To simplify the user experience and our own maintenance, we added download buttons to help users explicitly request a representation. We also took advantage of the ARK variant qualifier mechanism to support the same thing for software (and human) clients.

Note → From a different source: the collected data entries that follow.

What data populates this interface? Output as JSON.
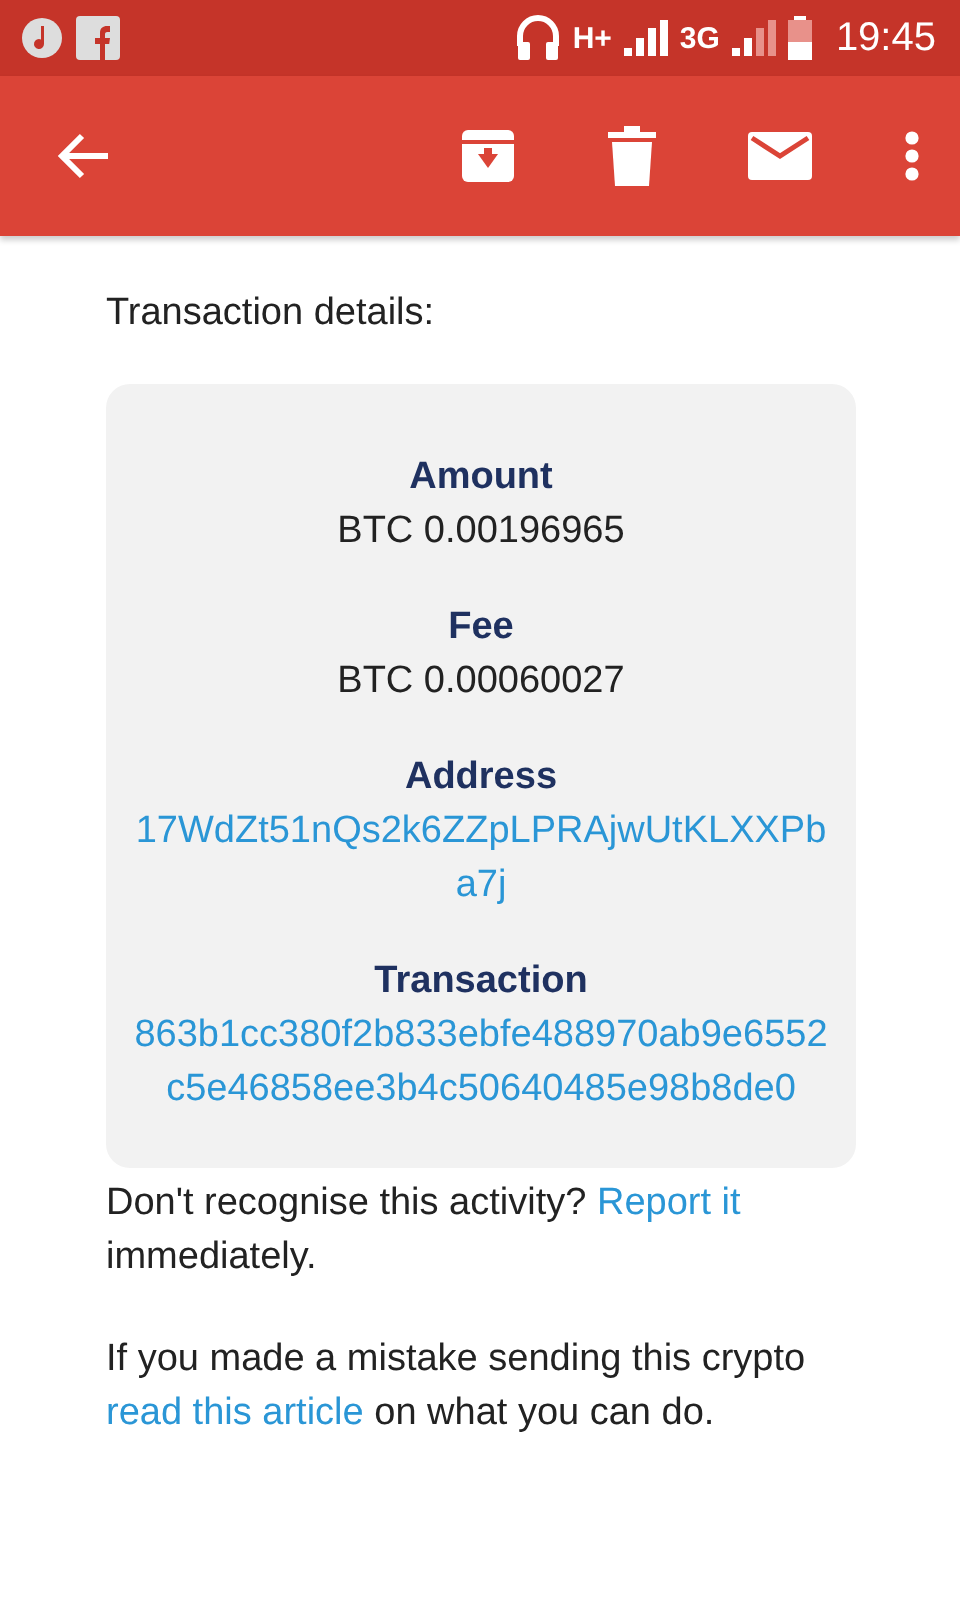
{
  "status_bar": {
    "network_1": "H+",
    "network_2": "3G",
    "time": "19:45"
  },
  "heading": "Transaction details:",
  "details": [
    {
      "label": "Amount",
      "value": "BTC 0.00196965",
      "kind": "plain"
    },
    {
      "label": "Fee",
      "value": "BTC 0.00060027",
      "kind": "plain"
    },
    {
      "label": "Address",
      "value": "17WdZt51nQs2k6ZZpLPRAjwUtKLXXPba7j",
      "kind": "link"
    },
    {
      "label": "Transaction",
      "value": "863b1cc380f2b833ebfe488970ab9e6552c5e46858ee3b4c50640485e98b8de0",
      "kind": "link"
    }
  ],
  "paragraphs": [
    [
      {
        "kind": "text",
        "text": "Don't recognise this activity?"
      },
      {
        "kind": "link",
        "text": "Report it"
      },
      {
        "kind": "text",
        "text": "immediately."
      }
    ],
    [
      {
        "kind": "text",
        "text": "If you made a mistake sending this crypto"
      },
      {
        "kind": "link",
        "text": "read this article"
      },
      {
        "kind": "text",
        "text": "on what you can do."
      }
    ]
  ]
}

Since the website redesign, access to different representations of the resource is provided using the following qualifiers (suffixes):

  • .rdf or .rdfxml for RDF/XML
  • .rdfnt for N-triples
  • .rdfn3 for Notation3
  • .rdfjsonld for JSON-LD
  • .json for JSON
  • .pdf for PDF

For example, here’s some of the metadata downloaded in RDF/XML upon accessing https://data.bnf.fr/ark:/12148/cb12515307z.rdfxml.

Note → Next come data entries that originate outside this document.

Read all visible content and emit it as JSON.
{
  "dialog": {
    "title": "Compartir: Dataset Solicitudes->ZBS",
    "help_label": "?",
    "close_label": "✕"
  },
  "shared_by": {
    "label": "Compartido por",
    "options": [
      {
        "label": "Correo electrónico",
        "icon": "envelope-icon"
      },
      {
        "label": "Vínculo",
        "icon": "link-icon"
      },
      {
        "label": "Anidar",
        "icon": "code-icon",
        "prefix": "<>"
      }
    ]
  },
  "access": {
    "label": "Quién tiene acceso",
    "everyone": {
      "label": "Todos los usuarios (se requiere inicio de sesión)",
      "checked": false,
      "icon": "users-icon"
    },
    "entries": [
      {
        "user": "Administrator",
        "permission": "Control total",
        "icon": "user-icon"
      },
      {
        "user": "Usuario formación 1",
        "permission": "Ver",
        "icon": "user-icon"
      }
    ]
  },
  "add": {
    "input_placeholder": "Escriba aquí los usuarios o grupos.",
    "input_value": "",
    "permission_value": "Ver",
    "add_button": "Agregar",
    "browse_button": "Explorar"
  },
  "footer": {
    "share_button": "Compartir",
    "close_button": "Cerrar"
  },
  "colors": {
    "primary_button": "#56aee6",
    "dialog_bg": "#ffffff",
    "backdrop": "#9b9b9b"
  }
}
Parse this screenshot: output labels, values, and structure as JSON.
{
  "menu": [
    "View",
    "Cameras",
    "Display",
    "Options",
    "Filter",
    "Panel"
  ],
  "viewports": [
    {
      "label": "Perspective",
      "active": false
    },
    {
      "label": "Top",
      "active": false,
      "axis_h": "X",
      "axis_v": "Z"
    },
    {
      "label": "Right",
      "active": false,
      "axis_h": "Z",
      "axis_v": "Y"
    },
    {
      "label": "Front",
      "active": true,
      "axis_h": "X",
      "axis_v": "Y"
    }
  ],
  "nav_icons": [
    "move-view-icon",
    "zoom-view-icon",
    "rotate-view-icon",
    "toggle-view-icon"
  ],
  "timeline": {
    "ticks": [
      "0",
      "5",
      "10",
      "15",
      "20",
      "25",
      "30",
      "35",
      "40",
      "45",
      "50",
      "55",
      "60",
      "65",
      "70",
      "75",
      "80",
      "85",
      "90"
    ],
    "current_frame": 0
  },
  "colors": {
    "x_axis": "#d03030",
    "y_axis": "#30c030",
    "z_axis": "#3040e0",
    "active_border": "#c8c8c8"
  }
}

<rdf:Description rdf:about="https://data.bnf.fr/ark:/12148/cb414064167#Expression">
  <bnfroles:r70 rdf:resource="https://data.bnf.fr/ark:/12148/cb12515307z#about"/>
  <marcrel:aut rdf:resource="https://data.bnf.fr/ark:/12148/cb12515307z#about"/>
  <dcterms:contributor rdf:resource="https://data.bnf.fr/ark:/12148/cb12515307z#about"/>
</rdf:Description>
  <rdf:Description rdf:about="https://data.bnf.fr/ark:/12148/cb12515307z">
  <rdf:type rdf:resource="http://www.w3.org/2004/02/skos/core#Concept"/>
  <bnf-onto:FRBNF rdf:datatype="http://www.w3.org/2001/XMLSchema#integer">12515307</bnf-onto:FRBNF>
  <skos:editorialNote xml:lang="fr">Le journal de Frida Kahlo / introd. de Carlos Fuentes ; av.-propos de Sarah M. Lowe ; [trad. de l'espagnol par Rauda Jamis, et de l'anglais par Martine Laroche et Olivier Meyer], 1995. - . - Frida Kahlo, Leo Matiz, 2003. - . -</skos:editorialNote>
  <skos:prefLabel xml:lang="fr">Frida Kahlo (1907-1954)</skos:prefLabel>
  <skos:altLabel xml:lang="fr">Frida Kahlo de Rivera (1907-1954)</skos:altLabel>
  <isni:identifierValid>0000000121477893</isni:identifierValid>
  <bnf-onto:isniAttributionDate rdf:datatype="http://www.w3.org/2001/XMLSchema#date">2013-10-24</bnf-onto:isniAttributionDate>
  <bnf-onto:isniAttributionAgency>VIAF</bnf-onto:isniAttributionAgency>
  <skos:note xml:lang="fr">Peintre. - Épouse du peintre : Diego Rivera (1886-1957)</skos:note>
  <dcterms:created>1996-06-04</dcterms:created>
  <dcterms:modified>2013-10-24</dcterms:modified>
  <foaf:focus rdf:resource="https://data.bnf.fr/ark:/12148/cb12515307z#about"/>
  <rdfs:seeAlso rdf:resource="http://fr.wikipedia.org/wiki/Frida_Kahlo"/>
  <rdfs:seeAlso rdf:resource="https://catalogue.bnf.fr/ark:/12148/cb12515307z"/>
  <rdau:P61160 rdf:resource="http://www.rdaregistry.info/termList/statIdentification/1001"/>
  <skos:exactMatch rdf:resource="http://fr.dbpedia.org/resource/Frida_Kahlo"/>
  <skos:exactMatch rdf:resource="http://fr.wikipedia.org/wiki/Frida_Kahlo"/>
  <skos:exactMatch rdf:resource="http://isni.org/isni/0000000121477893"/>
  <skos:exactMatch rdf:resource="https://musicbrainz.org/artist/15bd9f83-0073-432c-b1a4-0c3a6fa1e3b9"/>
  <skos:exactMatch rdf:resource="http://viaf.org/viaf/110981647/"/>
  <skos:exactMatch rdf:resource="http://wikidata.org/entity/Q5588"/>
  <skos:exactMatch rdf:resource="http://www.idref.fr/027696707"/>
  <skos:closeMatch rdf:resource="http://datos.bne.es/resource/XX1119271"/>
  <skos:closeMatch rdf:resource="http://d-nb.info/gnd/11855932X"/>
  <skos:closeMatch rdf:resource="http://id.loc.gov/authorities/n82031966"/>
</rdf:Description>

The “default” variant (no suffix) for https://data.bnf.fr/ark:/12148/cb12515307z returns simple metadata displayed in HTML, as shown below. All the download and export choices (PDF, JSON, XML, NT, N3, and JSON-LD) can be selected from the buttons and drop-down menus circled in red in the upper right-hand corner.

screenshot of page for artist Frida Kahlo

We invite you to visit dataBnF to see how the National Library of France provides simple access to all resource representations and makes the ARK identifier constantly visible to users.